Au même moment, le journal régional de Bayreuth, le Nordbayerische Kurier, a organisé une expérience aussi courageuse que passionnante, qui a attiré l'attention des spécialistes dans l'espace linguistique allemand : Le journal a organisé un "hate slam" et a communiqué publiquement les insultes, les attaques et les méchancetés provenant de la "clandestinité" généralement anonyme auxquelles les rédacteurs doivent faire face quotidiennement dans les colonnes de commentaires en ligne.

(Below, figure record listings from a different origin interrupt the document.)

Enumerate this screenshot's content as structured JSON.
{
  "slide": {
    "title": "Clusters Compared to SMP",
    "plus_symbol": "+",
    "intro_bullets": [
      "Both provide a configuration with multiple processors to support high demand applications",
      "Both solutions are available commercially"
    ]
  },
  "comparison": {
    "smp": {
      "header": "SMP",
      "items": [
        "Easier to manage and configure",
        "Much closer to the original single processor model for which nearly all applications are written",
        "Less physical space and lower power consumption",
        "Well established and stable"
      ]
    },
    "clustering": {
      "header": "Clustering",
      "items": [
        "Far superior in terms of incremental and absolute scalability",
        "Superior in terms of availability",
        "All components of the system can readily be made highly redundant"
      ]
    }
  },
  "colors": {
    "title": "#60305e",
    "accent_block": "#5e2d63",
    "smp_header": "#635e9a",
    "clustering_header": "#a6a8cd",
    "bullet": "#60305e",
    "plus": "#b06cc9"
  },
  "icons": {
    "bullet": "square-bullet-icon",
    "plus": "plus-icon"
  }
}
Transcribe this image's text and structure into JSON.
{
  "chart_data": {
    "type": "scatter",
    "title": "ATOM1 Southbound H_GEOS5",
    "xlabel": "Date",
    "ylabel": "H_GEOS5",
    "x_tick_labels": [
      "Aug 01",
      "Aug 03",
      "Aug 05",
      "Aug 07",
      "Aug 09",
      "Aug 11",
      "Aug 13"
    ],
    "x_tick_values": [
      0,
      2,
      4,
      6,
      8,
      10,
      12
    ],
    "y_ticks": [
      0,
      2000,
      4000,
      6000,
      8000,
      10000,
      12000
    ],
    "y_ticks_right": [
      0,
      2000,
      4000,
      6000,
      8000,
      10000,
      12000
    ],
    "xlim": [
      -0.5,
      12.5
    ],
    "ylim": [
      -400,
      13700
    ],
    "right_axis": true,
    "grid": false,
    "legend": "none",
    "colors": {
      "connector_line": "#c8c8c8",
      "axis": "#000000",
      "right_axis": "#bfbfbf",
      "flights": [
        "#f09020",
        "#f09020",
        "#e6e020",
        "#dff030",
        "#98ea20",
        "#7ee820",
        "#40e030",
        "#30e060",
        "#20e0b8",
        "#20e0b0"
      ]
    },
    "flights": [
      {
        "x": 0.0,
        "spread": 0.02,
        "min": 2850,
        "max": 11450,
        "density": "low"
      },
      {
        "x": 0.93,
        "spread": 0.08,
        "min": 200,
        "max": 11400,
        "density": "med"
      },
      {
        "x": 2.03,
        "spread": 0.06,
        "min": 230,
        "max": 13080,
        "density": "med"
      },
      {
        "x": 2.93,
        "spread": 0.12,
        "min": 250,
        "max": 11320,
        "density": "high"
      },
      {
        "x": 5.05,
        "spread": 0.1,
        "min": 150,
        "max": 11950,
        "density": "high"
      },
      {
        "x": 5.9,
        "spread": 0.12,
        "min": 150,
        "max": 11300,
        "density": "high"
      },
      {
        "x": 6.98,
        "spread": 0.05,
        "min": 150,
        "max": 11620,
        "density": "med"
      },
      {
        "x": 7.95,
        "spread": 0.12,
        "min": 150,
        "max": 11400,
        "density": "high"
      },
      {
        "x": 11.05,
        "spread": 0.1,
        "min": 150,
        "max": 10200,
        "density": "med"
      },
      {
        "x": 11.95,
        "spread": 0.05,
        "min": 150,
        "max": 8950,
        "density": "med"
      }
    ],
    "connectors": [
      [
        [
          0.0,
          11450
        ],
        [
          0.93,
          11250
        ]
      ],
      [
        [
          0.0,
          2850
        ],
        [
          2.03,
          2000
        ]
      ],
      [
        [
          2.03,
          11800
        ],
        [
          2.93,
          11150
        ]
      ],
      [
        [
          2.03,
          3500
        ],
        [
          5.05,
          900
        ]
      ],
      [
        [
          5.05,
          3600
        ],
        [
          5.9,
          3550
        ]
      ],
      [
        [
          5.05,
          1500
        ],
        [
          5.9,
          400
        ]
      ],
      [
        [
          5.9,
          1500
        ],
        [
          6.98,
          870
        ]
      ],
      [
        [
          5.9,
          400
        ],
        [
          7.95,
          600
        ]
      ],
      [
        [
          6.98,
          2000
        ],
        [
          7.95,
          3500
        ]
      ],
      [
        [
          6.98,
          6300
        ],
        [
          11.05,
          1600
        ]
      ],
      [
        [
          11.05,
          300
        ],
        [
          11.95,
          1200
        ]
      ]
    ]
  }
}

Pour ce faire, la rédaction a recueilli pendant un an les réactions des lecteurs et en a présenté "the worst of" - lors d'une manifestation publique qui a rempli une salle de plus de 400 personnes. Cette offensive a permis de rendre enfin transparent pour un public plus large ce qui, ailleurs aussi, coûte beaucoup de temps aux rédactions, leur donne la migraine et les démoralise certainement : le fait qu'il existe une petite minorité, mais souvent bruyante, qui se déchaîne sur le net, cultive le langage ordurier et ne connaît plus aucune règle du jeu en matière de relations humaines - ce qui oblige les rédactions à modérer à grands frais leurs colonnes de commentaires en ligne.

La transparence, telle que l'a instaurée le Nordbayerische Kurier, et le sentiment de communauté recherché entre la rédaction et la grande majorité des lecteurs ne vont pas sans risques et effets secondaires. Certes, les lecteurs qui ont été "montrés" publiquement et mis au pilori à Bayreuth ne semblent pas s'être désabonnés jusqu'à présent. L'un d'entre eux, qui a reconnu son propre commentaire de lecteur pendant le hate slam, a même réagi avec humour, rapporte le rédacteur en chef Joachim Braun. L'action a suscité "beaucoup de sympathie, même chez les personnes qui ne sont pas (ou plus) attachées aux journaux. Le ténor dominant : "C'est bien que les journalistes ne se prennent pas au sérieux".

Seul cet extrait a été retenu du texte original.